Chicken rice is minimalistic in its nature. Usually, it consists of chicken, you fan, and cucumber, so every single component is extremely important! Over here, the cucumbers were soggy from the placement of how they sat below the chicken. Drenched in the lovely juices of meat and sauce, they tasted extremely delicious.
Most of my fussy friends are usually caught shoving their cucumber portions to the side whenever we have chicken rice. While I understand how cucumber can be an element that people don’t enjoy because of its tasteless nature, this was different. Unlike most cucumbers served with chicken rice that are hard and crunchy, these had a semblance to nonya achar, which tastes less raw and much more flavourful!

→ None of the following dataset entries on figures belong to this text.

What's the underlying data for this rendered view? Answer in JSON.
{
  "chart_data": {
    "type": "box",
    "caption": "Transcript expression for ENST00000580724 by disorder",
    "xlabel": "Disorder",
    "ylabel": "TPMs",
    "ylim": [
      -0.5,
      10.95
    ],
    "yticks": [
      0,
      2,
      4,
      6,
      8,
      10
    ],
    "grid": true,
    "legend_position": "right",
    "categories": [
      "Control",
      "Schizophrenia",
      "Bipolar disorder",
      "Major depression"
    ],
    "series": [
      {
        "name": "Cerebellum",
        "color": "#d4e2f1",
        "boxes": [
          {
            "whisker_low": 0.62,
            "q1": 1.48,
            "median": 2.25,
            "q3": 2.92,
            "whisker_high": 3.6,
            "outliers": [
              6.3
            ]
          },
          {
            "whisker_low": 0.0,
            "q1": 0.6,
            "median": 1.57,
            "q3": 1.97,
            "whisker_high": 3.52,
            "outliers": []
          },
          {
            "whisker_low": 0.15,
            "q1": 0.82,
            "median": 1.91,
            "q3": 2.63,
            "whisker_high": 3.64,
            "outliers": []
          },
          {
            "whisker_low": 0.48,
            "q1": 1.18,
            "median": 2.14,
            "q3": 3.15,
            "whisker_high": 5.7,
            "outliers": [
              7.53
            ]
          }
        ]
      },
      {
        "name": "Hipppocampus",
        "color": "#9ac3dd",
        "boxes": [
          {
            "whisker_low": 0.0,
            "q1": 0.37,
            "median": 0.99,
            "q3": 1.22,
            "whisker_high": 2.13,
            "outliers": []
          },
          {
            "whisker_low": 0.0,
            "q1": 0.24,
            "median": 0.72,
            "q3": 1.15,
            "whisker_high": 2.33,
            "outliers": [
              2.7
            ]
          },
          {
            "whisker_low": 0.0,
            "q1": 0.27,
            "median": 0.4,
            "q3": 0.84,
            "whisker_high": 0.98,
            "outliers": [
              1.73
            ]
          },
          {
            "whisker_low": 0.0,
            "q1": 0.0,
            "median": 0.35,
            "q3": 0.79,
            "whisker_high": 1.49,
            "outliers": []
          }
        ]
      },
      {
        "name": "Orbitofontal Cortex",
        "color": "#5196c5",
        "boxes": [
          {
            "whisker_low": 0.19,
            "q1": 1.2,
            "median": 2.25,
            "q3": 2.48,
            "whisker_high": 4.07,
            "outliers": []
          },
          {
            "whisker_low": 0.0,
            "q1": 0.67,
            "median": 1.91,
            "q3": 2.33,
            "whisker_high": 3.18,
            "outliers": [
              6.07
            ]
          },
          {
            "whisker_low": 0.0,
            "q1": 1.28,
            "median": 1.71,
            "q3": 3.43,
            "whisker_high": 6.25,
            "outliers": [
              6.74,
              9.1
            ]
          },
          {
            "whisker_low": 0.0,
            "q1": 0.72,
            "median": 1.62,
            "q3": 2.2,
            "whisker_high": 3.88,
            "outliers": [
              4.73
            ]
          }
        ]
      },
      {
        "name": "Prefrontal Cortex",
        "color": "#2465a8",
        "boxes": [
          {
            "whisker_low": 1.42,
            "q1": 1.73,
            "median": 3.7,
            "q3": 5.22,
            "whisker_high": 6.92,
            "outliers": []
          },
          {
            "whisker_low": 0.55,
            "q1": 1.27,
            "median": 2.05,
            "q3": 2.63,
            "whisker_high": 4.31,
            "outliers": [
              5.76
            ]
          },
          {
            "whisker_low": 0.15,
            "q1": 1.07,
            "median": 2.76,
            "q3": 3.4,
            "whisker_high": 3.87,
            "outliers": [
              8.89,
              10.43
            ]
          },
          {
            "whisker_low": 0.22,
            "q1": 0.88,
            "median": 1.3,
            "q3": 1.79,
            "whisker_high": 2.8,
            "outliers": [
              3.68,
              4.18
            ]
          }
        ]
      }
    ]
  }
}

Chicken rice is such a simple meal, but indefinitely enjoyable at Heng Ji Chicken Rice. This is my definition of simple pleasures.
I can understand how the passing of ownership might affect the popularity of the stalls, but I believe that they still hold a certain standard to be able to sustain for so many years. Thanks for satisfying my chicken rice cravings, Heng Ji Chicken Rice! It was as if my grandmother cooked up a fare for me.